Recently on Steam two great indie games were released; Machinarium and Eufloria and I decided to give them a shot since they were both spoken of highly at the Independent Games Festival and at the PAX expo.

 

Machinarium

 

 

 

First off, I can easy tell why this game was awarded "Excellence in Visual Arts," it is a very unique looking game, everything looks hand drawn, the animations flow smoothly and it all comes together in a nice, fresh experience. The game stars a robot's struggle to rescue his robot girlfriend from a couple of robot bullies (robots galore!). One interesting fact about this game is that it contains no dialogue. The story is told through hand drawn hilarious cartoons which are very entertaining and doesn't take away from the gameplay.

 

Machinarium is a point-and-click adventure with puzzle elements; solving puzzles in each level advances the story getting you closer to your beloved robot girlfriend. The puzzles are cleverly hidden in each level but if the player is stumped one hint is provided each level as how to complete the level but if puzzles in-between are too difficult to solve you can unlock a "hint book" of sorts but to unlock it you first play a side scrolling shooter as a key fighting your way through a maze of spiders to get to the lock and unlock the book.
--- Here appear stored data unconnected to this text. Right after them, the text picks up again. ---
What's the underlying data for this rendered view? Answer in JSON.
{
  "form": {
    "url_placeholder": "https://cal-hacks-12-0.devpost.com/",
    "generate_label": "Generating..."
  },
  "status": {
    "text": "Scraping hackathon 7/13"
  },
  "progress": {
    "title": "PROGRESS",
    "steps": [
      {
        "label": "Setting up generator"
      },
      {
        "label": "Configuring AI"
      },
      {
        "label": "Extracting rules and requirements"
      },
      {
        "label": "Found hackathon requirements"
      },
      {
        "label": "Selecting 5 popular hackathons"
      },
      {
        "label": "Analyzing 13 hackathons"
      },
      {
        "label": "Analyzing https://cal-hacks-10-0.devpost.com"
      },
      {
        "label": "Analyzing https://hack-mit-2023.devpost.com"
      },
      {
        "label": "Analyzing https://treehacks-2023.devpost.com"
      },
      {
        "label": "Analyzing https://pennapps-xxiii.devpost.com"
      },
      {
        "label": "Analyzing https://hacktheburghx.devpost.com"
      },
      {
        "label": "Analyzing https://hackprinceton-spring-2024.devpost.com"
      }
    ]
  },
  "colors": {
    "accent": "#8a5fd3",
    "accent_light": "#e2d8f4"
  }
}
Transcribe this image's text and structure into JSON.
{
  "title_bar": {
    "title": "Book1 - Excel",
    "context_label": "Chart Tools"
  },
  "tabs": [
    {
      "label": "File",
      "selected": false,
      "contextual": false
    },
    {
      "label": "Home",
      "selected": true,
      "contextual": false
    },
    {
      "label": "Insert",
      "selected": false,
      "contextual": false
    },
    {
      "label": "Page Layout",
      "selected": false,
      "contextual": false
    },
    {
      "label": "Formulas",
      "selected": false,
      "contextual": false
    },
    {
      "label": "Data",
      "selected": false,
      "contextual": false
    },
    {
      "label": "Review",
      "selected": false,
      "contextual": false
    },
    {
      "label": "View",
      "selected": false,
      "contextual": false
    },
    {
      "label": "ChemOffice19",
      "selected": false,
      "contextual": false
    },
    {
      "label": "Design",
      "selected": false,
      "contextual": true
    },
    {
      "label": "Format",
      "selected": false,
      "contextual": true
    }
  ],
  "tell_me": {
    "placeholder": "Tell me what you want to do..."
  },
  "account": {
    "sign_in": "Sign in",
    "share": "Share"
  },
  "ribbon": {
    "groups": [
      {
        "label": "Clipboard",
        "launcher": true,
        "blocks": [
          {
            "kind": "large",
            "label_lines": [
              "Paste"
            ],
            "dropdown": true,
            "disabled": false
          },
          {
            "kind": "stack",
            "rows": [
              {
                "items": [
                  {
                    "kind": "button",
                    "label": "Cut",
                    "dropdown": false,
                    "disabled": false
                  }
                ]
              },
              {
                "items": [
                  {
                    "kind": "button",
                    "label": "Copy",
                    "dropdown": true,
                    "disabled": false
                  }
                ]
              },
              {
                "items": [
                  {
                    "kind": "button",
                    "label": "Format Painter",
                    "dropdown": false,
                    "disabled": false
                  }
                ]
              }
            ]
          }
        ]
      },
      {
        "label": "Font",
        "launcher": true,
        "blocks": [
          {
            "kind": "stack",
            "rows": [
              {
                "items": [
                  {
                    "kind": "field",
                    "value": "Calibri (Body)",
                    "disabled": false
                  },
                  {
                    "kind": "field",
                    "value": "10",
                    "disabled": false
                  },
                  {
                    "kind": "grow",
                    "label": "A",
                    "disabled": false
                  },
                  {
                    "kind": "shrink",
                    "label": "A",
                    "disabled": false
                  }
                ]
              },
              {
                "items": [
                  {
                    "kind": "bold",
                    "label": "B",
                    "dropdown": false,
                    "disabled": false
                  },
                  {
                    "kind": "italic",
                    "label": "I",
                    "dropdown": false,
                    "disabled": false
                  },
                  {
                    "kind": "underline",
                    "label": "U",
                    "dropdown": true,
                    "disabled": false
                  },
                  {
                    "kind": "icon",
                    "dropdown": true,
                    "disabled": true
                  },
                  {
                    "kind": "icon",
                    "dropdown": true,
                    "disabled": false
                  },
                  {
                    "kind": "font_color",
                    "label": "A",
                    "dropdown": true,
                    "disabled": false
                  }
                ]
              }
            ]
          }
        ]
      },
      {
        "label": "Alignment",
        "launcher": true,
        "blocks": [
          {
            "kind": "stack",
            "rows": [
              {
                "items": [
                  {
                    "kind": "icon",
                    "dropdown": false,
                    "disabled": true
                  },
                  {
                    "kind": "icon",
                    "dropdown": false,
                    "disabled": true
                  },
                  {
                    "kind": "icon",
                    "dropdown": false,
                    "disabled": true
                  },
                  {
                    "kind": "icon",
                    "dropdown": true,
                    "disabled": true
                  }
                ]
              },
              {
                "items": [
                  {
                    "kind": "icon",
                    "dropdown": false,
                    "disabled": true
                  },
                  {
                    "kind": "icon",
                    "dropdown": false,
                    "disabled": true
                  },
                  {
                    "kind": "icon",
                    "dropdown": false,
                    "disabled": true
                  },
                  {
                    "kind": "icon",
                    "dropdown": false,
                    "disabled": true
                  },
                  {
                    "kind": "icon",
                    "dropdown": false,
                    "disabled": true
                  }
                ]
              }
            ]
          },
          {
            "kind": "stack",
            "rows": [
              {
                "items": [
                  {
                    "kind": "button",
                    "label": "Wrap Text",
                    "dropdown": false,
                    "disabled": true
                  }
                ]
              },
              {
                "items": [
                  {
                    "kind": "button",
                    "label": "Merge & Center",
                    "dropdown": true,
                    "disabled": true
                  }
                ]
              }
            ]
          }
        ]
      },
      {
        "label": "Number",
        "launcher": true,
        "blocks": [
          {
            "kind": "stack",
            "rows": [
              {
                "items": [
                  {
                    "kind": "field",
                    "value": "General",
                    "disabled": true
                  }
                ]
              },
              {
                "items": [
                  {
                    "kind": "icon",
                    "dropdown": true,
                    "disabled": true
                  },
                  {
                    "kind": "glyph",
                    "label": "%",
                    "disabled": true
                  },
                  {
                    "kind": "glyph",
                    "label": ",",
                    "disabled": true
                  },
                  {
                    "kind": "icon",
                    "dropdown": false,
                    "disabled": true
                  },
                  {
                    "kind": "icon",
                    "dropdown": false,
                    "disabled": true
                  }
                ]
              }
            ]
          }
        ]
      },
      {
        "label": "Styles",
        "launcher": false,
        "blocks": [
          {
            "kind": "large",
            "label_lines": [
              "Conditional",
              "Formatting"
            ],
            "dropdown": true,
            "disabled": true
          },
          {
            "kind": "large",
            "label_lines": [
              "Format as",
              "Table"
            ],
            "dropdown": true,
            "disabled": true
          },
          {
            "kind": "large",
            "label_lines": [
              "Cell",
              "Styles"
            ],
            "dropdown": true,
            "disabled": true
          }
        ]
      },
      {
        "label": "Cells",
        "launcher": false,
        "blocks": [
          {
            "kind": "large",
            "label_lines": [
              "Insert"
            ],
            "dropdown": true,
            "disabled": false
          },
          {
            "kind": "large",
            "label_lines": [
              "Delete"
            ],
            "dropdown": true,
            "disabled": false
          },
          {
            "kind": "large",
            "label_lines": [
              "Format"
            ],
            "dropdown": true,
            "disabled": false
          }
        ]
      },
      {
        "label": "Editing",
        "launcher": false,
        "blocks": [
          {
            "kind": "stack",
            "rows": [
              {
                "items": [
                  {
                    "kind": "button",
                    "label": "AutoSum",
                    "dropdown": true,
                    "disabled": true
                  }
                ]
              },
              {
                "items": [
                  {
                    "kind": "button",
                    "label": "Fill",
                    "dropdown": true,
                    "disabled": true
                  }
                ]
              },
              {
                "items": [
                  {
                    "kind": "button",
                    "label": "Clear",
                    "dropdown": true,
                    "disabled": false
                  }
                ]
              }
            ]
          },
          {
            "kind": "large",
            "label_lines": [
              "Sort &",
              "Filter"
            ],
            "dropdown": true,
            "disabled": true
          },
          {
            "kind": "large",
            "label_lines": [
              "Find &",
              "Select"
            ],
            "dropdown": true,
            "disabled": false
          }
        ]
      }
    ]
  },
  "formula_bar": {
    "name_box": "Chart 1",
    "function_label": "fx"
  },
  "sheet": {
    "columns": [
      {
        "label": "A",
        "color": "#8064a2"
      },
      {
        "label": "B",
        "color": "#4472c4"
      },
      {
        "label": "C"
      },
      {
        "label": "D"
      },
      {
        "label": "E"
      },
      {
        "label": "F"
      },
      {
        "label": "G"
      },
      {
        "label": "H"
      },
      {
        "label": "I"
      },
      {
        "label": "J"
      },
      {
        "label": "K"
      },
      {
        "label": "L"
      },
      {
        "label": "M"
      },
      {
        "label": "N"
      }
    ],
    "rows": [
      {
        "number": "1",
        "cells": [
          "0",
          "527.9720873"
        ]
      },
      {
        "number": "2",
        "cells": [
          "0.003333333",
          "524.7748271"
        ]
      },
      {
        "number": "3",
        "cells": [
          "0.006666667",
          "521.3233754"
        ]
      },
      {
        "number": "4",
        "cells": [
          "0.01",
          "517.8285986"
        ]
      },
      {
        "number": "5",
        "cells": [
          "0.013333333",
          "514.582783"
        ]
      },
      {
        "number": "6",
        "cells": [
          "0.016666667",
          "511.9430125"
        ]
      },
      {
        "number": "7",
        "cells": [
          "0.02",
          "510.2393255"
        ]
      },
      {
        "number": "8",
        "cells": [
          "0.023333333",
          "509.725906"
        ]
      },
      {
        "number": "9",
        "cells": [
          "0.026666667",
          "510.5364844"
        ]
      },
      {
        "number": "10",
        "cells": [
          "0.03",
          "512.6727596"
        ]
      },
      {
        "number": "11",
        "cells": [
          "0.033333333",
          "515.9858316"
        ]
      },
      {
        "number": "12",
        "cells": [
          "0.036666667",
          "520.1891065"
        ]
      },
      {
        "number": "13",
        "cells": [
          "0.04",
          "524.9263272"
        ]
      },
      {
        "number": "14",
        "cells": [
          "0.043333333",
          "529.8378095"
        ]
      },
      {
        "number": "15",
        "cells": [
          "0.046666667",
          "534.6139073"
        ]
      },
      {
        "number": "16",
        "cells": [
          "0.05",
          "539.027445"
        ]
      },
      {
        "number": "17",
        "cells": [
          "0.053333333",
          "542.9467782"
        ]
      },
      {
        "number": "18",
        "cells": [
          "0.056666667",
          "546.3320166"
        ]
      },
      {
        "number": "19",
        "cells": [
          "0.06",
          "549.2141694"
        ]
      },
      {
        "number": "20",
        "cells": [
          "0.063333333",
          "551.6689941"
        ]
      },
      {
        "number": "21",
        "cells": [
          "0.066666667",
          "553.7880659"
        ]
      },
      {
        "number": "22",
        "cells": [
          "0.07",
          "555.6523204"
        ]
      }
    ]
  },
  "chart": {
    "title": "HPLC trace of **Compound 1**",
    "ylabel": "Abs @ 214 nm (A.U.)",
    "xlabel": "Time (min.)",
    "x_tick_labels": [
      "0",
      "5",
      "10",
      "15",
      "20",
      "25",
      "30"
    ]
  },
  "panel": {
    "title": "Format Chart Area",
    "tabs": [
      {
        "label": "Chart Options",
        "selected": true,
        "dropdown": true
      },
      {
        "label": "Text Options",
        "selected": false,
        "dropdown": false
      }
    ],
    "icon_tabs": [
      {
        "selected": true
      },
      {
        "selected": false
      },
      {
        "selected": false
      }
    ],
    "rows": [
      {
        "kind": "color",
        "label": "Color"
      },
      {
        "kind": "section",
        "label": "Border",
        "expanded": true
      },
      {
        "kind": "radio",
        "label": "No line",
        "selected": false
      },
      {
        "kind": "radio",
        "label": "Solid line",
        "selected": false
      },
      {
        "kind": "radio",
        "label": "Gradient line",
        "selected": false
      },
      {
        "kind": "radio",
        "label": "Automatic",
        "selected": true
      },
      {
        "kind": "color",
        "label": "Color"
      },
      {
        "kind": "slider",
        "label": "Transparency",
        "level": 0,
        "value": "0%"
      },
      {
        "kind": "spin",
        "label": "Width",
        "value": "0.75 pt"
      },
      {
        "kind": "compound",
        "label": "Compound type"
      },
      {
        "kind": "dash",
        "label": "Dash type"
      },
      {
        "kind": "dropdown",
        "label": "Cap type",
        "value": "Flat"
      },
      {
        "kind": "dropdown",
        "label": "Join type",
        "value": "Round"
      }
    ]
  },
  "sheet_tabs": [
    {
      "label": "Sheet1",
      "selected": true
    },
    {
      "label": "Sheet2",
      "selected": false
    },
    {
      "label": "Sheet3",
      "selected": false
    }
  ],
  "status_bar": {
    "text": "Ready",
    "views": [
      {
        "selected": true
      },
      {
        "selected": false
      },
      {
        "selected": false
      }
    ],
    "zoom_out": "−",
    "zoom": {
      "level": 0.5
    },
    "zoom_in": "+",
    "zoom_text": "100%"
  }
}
The book provides step-by-step help on the puzzles related to the level which is nice so you're not stumped hours on end on one level and also so the casual gamers don't give up hope on the game (I'll admit...I had to unlock that book a couple times).

 

Machinarium is a genius puzzle game that's worth playing just to take in the great visuals and animations and is very unique to the point and click adventure genre.

 

The other indie game I was quite intrigued by was a strategy game, "Eufloria."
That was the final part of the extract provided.